Bruised shins better than bruised ego
Vail CO, Colorado
EDWARDS ” The common perception is that it just takes guts to play goalie in lacrosse.
While nobody can deny that putting yourself in front of a solid rubber ball with only a helmet, stick, chest protector and gloves may be pretty daring, there are plenty of other attributes that make a great netminder.
“It’s a mentally demanding job,” said Brittany Farniok, who plays goal for Regis University and Team Lacrosse Wear at the Vail Lacrosse Shootout.
Forget about taking point-blank shots off the shins or the neck ” the swish of the mesh net causes goalies to grimace more than anything.
“You can’t have any sort of short-term memory ” it’s like (defensive) backs in football,” said Jen Caltrider, the goalie for the Tap This squad. “You’re going to get scored on. You have to live with it. Getting down on yourself brings your defense down and that’s the other thing ” communication is a huge part of playing goal.”
Along with their coaches, the goalies are the ones going horse by the end of the game.
“I’m usually the loudest one out there, which is expected of every goalie,” Farniok said.
“You’re the quarterback of the defense,” Caltrider said. “You see the whole field and they have their backs to it. It’s your job to call the double (team’s) and the covers and weak sides, and know which players are weak and strong.”
And once the ball is in their sticks, the goalies have to be some of the best passers on the field.
“It’s part of our game,” said Marty Dunn, who is the goalie for Dunn Financial.
As he showed during his game Monday afternoon, Dunn can move pretty well outside of the crease.
“If it’s a fast break and I make the save, I take off the other way a lot and create the breakout the other way,” said Dunn, who has been known to score two or three goals a year.
Not all young lacrosse players dream of standing between the pipes, and goalies can be born by chance.
“We didn’t have a goalie, so everyone had to put their names in a hat, and I got picked,” said Nick Antol of the Generals. “I did all right, so I stayed in there.”
Dunn’s beginnings came through a far less democratic method.
“I have two older brothers, one is a defenceman and one an attackman, and the baby brother gets thrown into goal ” you know how it works,” Dunn said.
Farniok started out playing hockey goalie and decided to move over to lacrosse. Caltrider, who grew up in West Virginia where there wasn’t any lacrosse, decided to give the sport a try at Guilford College.

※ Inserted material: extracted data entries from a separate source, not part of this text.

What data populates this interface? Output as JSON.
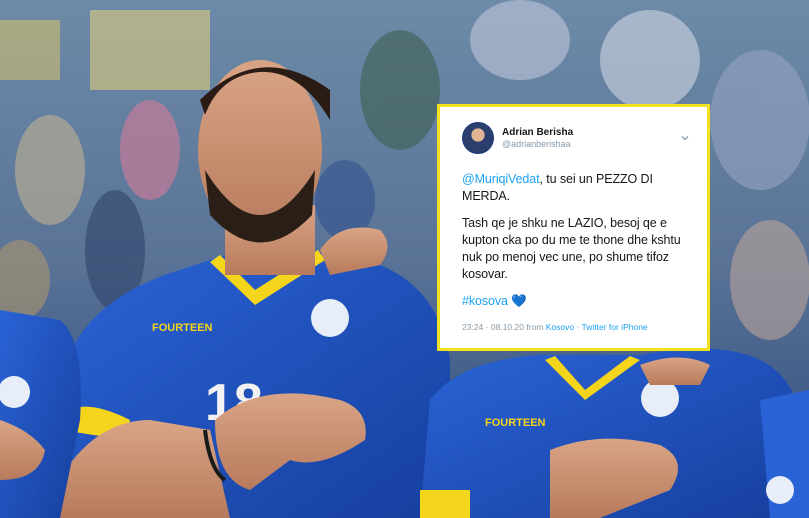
{
  "photo": {
    "jersey_brand_left": "FOURTEEN",
    "jersey_brand_right": "FOURTEEN",
    "jersey_number": "18"
  },
  "tweet": {
    "display_name": "Adrian Berisha",
    "handle": "@adrianberishaa",
    "mention": "@MuriqiVedat",
    "line1_rest": ", tu sei un PEZZO DI MERDA.",
    "paragraph2": "Tash qe je shku ne LAZIO, besoj qe e kupton cka po du me te thone dhe kshtu nuk po menoj vec une, po shume tifoz kosovar.",
    "hashtag": "#kosova",
    "emoji": "💙",
    "time": "23:24",
    "date": "08.10.20",
    "from_label": "from",
    "location": "Kosovo",
    "separator": "·",
    "source": "Twitter for iPhone"
  },
  "colors": {
    "tweet_border": "#f2e21d",
    "link_blue": "#1da1f2",
    "jersey_blue": "#1f4fbf",
    "jersey_yellow": "#f5d41c"
  }
}
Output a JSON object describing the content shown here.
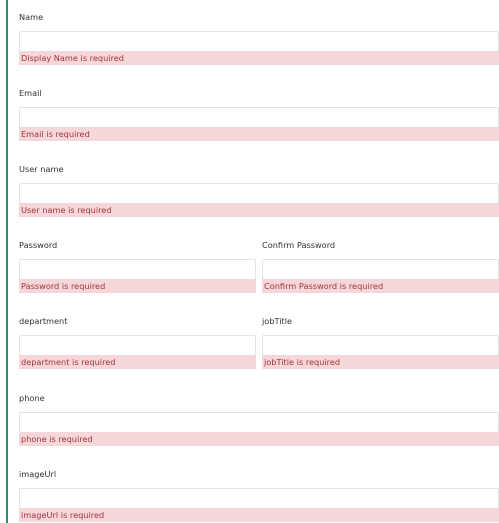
{
  "form": {
    "name": {
      "label": "Name",
      "value": "",
      "error": "Display Name is required"
    },
    "email": {
      "label": "Email",
      "value": "",
      "error": "Email is required"
    },
    "username": {
      "label": "User name",
      "value": "",
      "error": "User name is required"
    },
    "password": {
      "label": "Password",
      "value": "",
      "error": "Password is required"
    },
    "confirm_password": {
      "label": "Confirm Password",
      "value": "",
      "error": "Confirm Password is required"
    },
    "department": {
      "label": "department",
      "value": "",
      "error": "department is required"
    },
    "job_title": {
      "label": "jobTitle",
      "value": "",
      "error": "jobTitle is required"
    },
    "phone": {
      "label": "phone",
      "value": "",
      "error": "phone is required"
    },
    "image_url": {
      "label": "imageUrl",
      "value": "",
      "error": "imageUrl is required"
    }
  },
  "colors": {
    "accent_rule": "#2a8f6a",
    "error_background": "#f6d7d9",
    "error_text": "#a1363d",
    "input_border": "#e3e3e3"
  }
}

“I came out the first day, they told me I had to wear skirts and I thought playing in skirts was ridiculous. And they said if you play in goal, you can wear shorts, so I said, great, I’m a goalie. I’ve been a goalie ever since,” Caltrider said.

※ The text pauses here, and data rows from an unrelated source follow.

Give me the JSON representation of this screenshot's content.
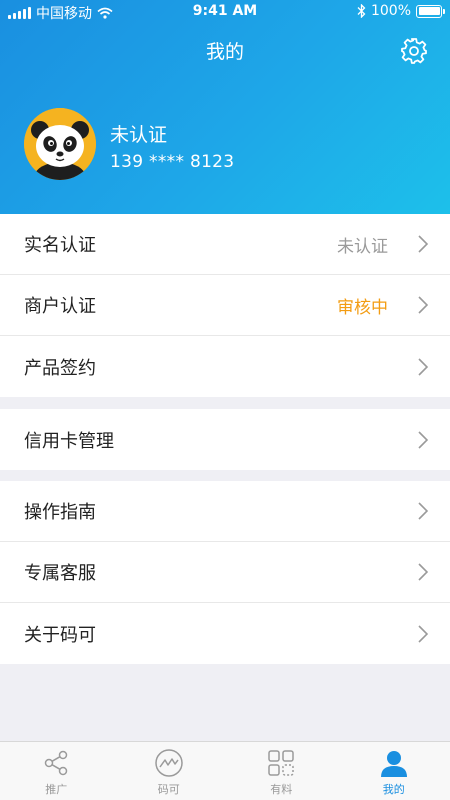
{
  "status_bar": {
    "carrier": "中国移动",
    "time": "9:41 AM",
    "battery": "100%"
  },
  "header": {
    "title": "我的"
  },
  "user": {
    "name": "未认证",
    "phone": "139 **** 8123"
  },
  "menu_group1": [
    {
      "label": "实名认证",
      "value": "未认证"
    },
    {
      "label": "商户认证",
      "value": "审核中"
    },
    {
      "label": "产品签约",
      "value": ""
    }
  ],
  "menu_group2": [
    {
      "label": "信用卡管理"
    }
  ],
  "menu_group3": [
    {
      "label": "操作指南"
    },
    {
      "label": "专属客服"
    },
    {
      "label": "关于码可"
    }
  ],
  "tabs": [
    {
      "label": "推广",
      "icon": "share-icon"
    },
    {
      "label": "码可",
      "icon": "logo-icon"
    },
    {
      "label": "有料",
      "icon": "grid-icon"
    },
    {
      "label": "我的",
      "icon": "person-icon",
      "active": true
    }
  ],
  "colors": {
    "accent": "#1a8fe0",
    "pending": "#f39c12",
    "muted": "#9a9a9a"
  }
}
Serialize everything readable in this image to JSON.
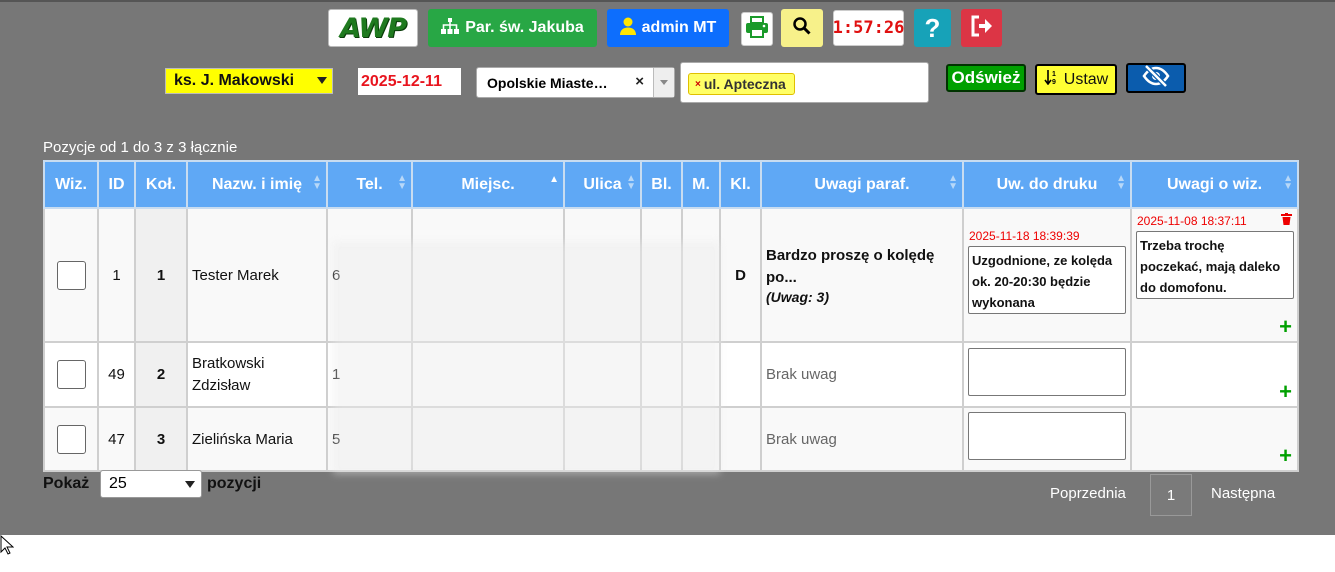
{
  "header": {
    "logo_text": "AWP",
    "parish_label": "Par. św. Jakuba",
    "user_label": "admin MT",
    "clock": "1:57:26",
    "help_label": "?"
  },
  "filters": {
    "priest": "ks. J. Makowski",
    "date": "2025-12-11",
    "place": "Opolskie Miaste…",
    "place_clear": "×",
    "street_tag": "ul. Apteczna",
    "street_tag_remove": "×",
    "refresh_label": "Odśwież",
    "set_label": "Ustaw"
  },
  "table": {
    "info": "Pozycje od 1 do 3 z 3 łącznie",
    "columns": [
      "Wiz.",
      "ID",
      "Koł.",
      "Nazw. i imię",
      "Tel.",
      "Miejsc.",
      "Ulica",
      "Bl.",
      "M.",
      "Kl.",
      "Uwagi paraf.",
      "Uw. do druku",
      "Uwagi o wiz."
    ],
    "rows": [
      {
        "id": "1",
        "kol": "1",
        "name": "Tester Marek",
        "tel": "6",
        "kl": "D",
        "uwagi_paraf": "Bardzo proszę o kolędę po...",
        "uwagi_paraf_note": "(Uwag: 3)",
        "druk_stamp": "2025-11-18 18:39:39",
        "druk_text": "Uzgodnione, ze kolęda ok. 20-20:30 będzie wykonana",
        "wiz_stamp": "2025-11-08 18:37:11",
        "wiz_text": "Trzeba trochę poczekać, mają daleko do domofonu."
      },
      {
        "id": "49",
        "kol": "2",
        "name": "Bratkowski Zdzisław",
        "tel": "1",
        "kl": "",
        "uwagi_paraf": "Brak uwag",
        "druk_text": "",
        "wiz_text": ""
      },
      {
        "id": "47",
        "kol": "3",
        "name": "Zielińska Maria",
        "tel": "5",
        "kl": "",
        "uwagi_paraf": "Brak uwag",
        "druk_text": "",
        "wiz_text": ""
      }
    ],
    "plus": "+"
  },
  "footer": {
    "show_label": "Pokaż",
    "page_size": "25",
    "positions_label": "pozycji",
    "prev_label": "Poprzednia",
    "page": "1",
    "next_label": "Następna"
  },
  "colors": {
    "background": "#777777",
    "header_blue": "#5fa8f5",
    "green": "#28a745",
    "blue": "#0d6efd",
    "red": "#dc3545",
    "yellow": "#ffff00"
  }
}
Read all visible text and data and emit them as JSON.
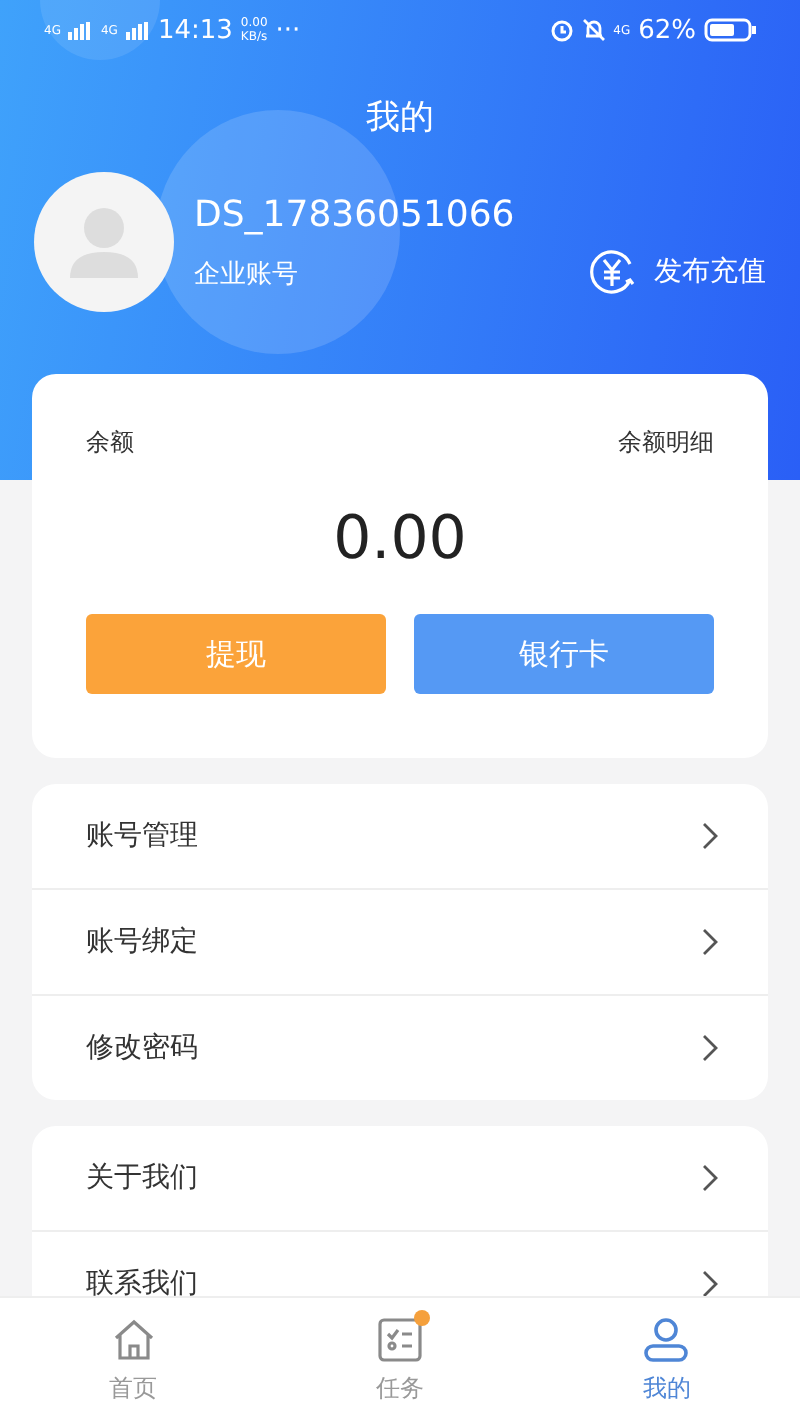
{
  "status_bar": {
    "network_1": "4G",
    "network_2": "4G",
    "time": "14:13",
    "speed_value": "0.00",
    "speed_unit": "KB/s",
    "more": "···",
    "mobile_data": "4G",
    "battery": "62%"
  },
  "header": {
    "title": "我的",
    "username": "DS_17836051066",
    "account_type": "企业账号",
    "recharge_label": "发布充值"
  },
  "balance_card": {
    "label": "余额",
    "details_link": "余额明细",
    "amount": "0.00",
    "buttons": [
      {
        "label": "提现",
        "kind": "primary"
      },
      {
        "label": "银行卡",
        "kind": "secondary"
      }
    ]
  },
  "menu_groups": [
    {
      "items": [
        "账号管理",
        "账号绑定",
        "修改密码"
      ]
    },
    {
      "items": [
        "关于我们",
        "联系我们"
      ]
    }
  ],
  "tab_bar": [
    {
      "label": "首页",
      "kind": "home",
      "selected": false,
      "badge": false
    },
    {
      "label": "任务",
      "kind": "tasks",
      "selected": false,
      "badge": true
    },
    {
      "label": "我的",
      "kind": "profile",
      "selected": true,
      "badge": false
    }
  ]
}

When starting out, the goalies had to get a bit used to taking shots off their body.
“You never pray to get hit by the ball, but after a while you get used to it,” Dunn said. “You’re more interested in stopping the ball than worrying about the pain. You can deal with that afterwards, throw some ice on it and you’ll be fine.”

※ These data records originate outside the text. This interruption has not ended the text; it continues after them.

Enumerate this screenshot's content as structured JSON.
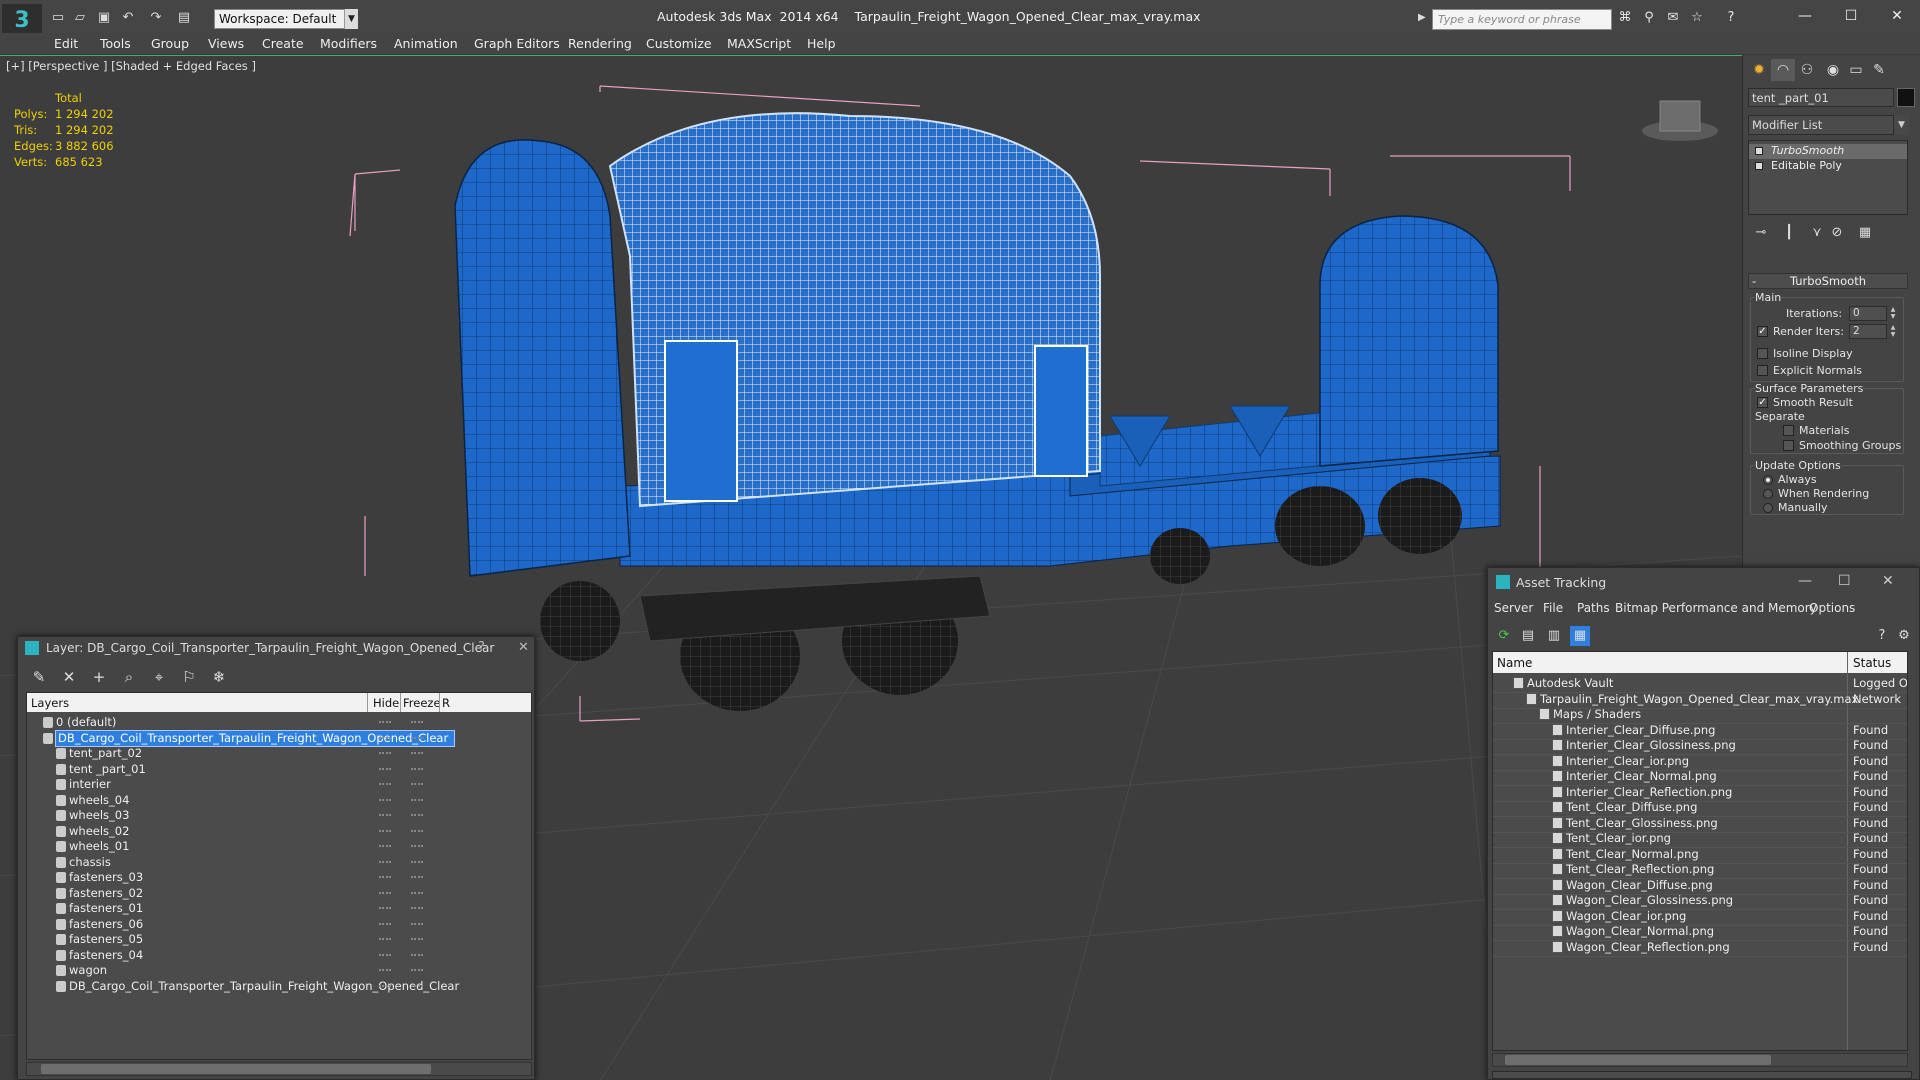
{
  "titlebar": {
    "workspace": "Workspace: Default",
    "app_name": "Autodesk 3ds Max  2014 x64",
    "file_name": "Tarpaulin_Freight_Wagon_Opened_Clear_max_vray.max",
    "search_placeholder": "Type a keyword or phrase",
    "logo_glyph": "3"
  },
  "menu": [
    "Edit",
    "Tools",
    "Group",
    "Views",
    "Create",
    "Modifiers",
    "Animation",
    "Graph Editors",
    "Rendering",
    "Customize",
    "MAXScript",
    "Help"
  ],
  "viewport": {
    "label": "[+] [Perspective ] [Shaded + Edged Faces ]",
    "stats": {
      "header": "Total",
      "rows": [
        {
          "label": "Polys:",
          "value": "1 294 202"
        },
        {
          "label": "Tris:",
          "value": "1 294 202"
        },
        {
          "label": "Edges:",
          "value": "3 882 606"
        },
        {
          "label": "Verts:",
          "value": "685 623"
        }
      ]
    }
  },
  "command_panel": {
    "object_name": "tent _part_01",
    "modifier_list": "Modifier List",
    "stack": [
      "TurboSmooth",
      "Editable Poly"
    ],
    "rollout_title": "TurboSmooth",
    "main_group": "Main",
    "iterations_label": "Iterations:",
    "iterations_value": "0",
    "render_iters_label": "Render Iters:",
    "render_iters_value": "2",
    "isoline": "Isoline Display",
    "explicit_normals": "Explicit Normals",
    "surface_group": "Surface Parameters",
    "smooth_result": "Smooth Result",
    "separate": "Separate",
    "materials": "Materials",
    "smoothing_groups": "Smoothing Groups",
    "update_group": "Update Options",
    "always": "Always",
    "when_rendering": "When Rendering",
    "manually": "Manually"
  },
  "layer_window": {
    "title": "Layer: DB_Cargo_Coil_Transporter_Tarpaulin_Freight_Wagon_Opened_Clear",
    "help": "?",
    "close": "✕",
    "col_layers": "Layers",
    "col_hide": "Hide",
    "col_freeze": "Freeze",
    "col_r": "R",
    "layers": [
      {
        "name": "0 (default)",
        "level": 0
      },
      {
        "name": "DB_Cargo_Coil_Transporter_Tarpaulin_Freight_Wagon_Opened_Clear",
        "level": 0,
        "selected": true
      },
      {
        "name": "tent_part_02",
        "level": 1
      },
      {
        "name": "tent _part_01",
        "level": 1
      },
      {
        "name": "interier",
        "level": 1
      },
      {
        "name": "wheels_04",
        "level": 1
      },
      {
        "name": "wheels_03",
        "level": 1
      },
      {
        "name": "wheels_02",
        "level": 1
      },
      {
        "name": "wheels_01",
        "level": 1
      },
      {
        "name": "chassis",
        "level": 1
      },
      {
        "name": "fasteners_03",
        "level": 1
      },
      {
        "name": "fasteners_02",
        "level": 1
      },
      {
        "name": "fasteners_01",
        "level": 1
      },
      {
        "name": "fasteners_06",
        "level": 1
      },
      {
        "name": "fasteners_05",
        "level": 1
      },
      {
        "name": "fasteners_04",
        "level": 1
      },
      {
        "name": "wagon",
        "level": 1
      },
      {
        "name": "DB_Cargo_Coil_Transporter_Tarpaulin_Freight_Wagon_Opened_Clear",
        "level": 1
      }
    ]
  },
  "asset_window": {
    "title": "Asset Tracking",
    "menus": [
      "Server",
      "File",
      "Paths",
      "Bitmap Performance and Memory",
      "Options"
    ],
    "col_name": "Name",
    "col_status": "Status",
    "rows": [
      {
        "name": "Autodesk Vault",
        "status": "Logged O",
        "level": 0
      },
      {
        "name": "Tarpaulin_Freight_Wagon_Opened_Clear_max_vray.max",
        "status": "Network",
        "level": 1
      },
      {
        "name": "Maps / Shaders",
        "status": "",
        "level": 2
      },
      {
        "name": "Interier_Clear_Diffuse.png",
        "status": "Found",
        "level": 3
      },
      {
        "name": "Interier_Clear_Glossiness.png",
        "status": "Found",
        "level": 3
      },
      {
        "name": "Interier_Clear_ior.png",
        "status": "Found",
        "level": 3
      },
      {
        "name": "Interier_Clear_Normal.png",
        "status": "Found",
        "level": 3
      },
      {
        "name": "Interier_Clear_Reflection.png",
        "status": "Found",
        "level": 3
      },
      {
        "name": "Tent_Clear_Diffuse.png",
        "status": "Found",
        "level": 3
      },
      {
        "name": "Tent_Clear_Glossiness.png",
        "status": "Found",
        "level": 3
      },
      {
        "name": "Tent_Clear_ior.png",
        "status": "Found",
        "level": 3
      },
      {
        "name": "Tent_Clear_Normal.png",
        "status": "Found",
        "level": 3
      },
      {
        "name": "Tent_Clear_Reflection.png",
        "status": "Found",
        "level": 3
      },
      {
        "name": "Wagon_Clear_Diffuse.png",
        "status": "Found",
        "level": 3
      },
      {
        "name": "Wagon_Clear_Glossiness.png",
        "status": "Found",
        "level": 3
      },
      {
        "name": "Wagon_Clear_ior.png",
        "status": "Found",
        "level": 3
      },
      {
        "name": "Wagon_Clear_Normal.png",
        "status": "Found",
        "level": 3
      },
      {
        "name": "Wagon_Clear_Reflection.png",
        "status": "Found",
        "level": 3
      }
    ]
  },
  "colors": {
    "wagon_blue": "#1f6fd0",
    "stats_yellow": "#f0d000",
    "selection_blue": "#2d7fe0",
    "bbox_pink": "#e8a0c0"
  }
}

“You aren’t thinking about getting hit, you’re thinking about doing your job,” Caltrider said. “I’d much rather (players) shoots at my body than around me. The hurt to the pride is worse than the hurt to the body.”
Dunn actually prefers the ball hit his body in certain situations.
“It will deaden (the shot),” he said. “If it comes out my stick, it’s an easy rebound. If it hits my body, at least it’s hitting something soft.”
There are plenty of bumps, bruises and breaks that come from playing goal.
“I break my thumbs and pinkies all the time,” Dunn said. “My right pinkie, I’ve broken probably 10 times.”
“I took four shots to my left shin in the matter of two days last season and it’s still sore when I press on it and that was four months ago,” Farniok said.
Although the shots come faster at the higher levels, this doesn’t always mean the injuries will be greater.
“It gets easier the older you get and the better the shooters are,” Antol said. “Guys in (Division I colleges) aren’t shooting down the middle. It’s in the corner of the net.”
Lacrosse goalies know better than to obsess over their statistics. In the recent Division 1 NCAA men’s finals, John’s Hopkins won, 12-11, with the Blue Jay’s goalie, Jesse Schwartzman being named the game’s Most Outstanding Player.
“If you win the game, it doesn’t matter,” Antol said of letting in goals.
And a great save often outshines just about anything, as Caltrider knows.
“The best save I ever made in my entire life was against Jen Adams a year ago. She’s the best player in the world. How many people get to play against Michael Jordan in basketball or Peyton Manning in football? Every player thinks about that moment. She was right there, faked high, went low, and I stopped it,” Caltrider said, then joked, “the other 10 goals she scored on me that game, I conveniently forgot.”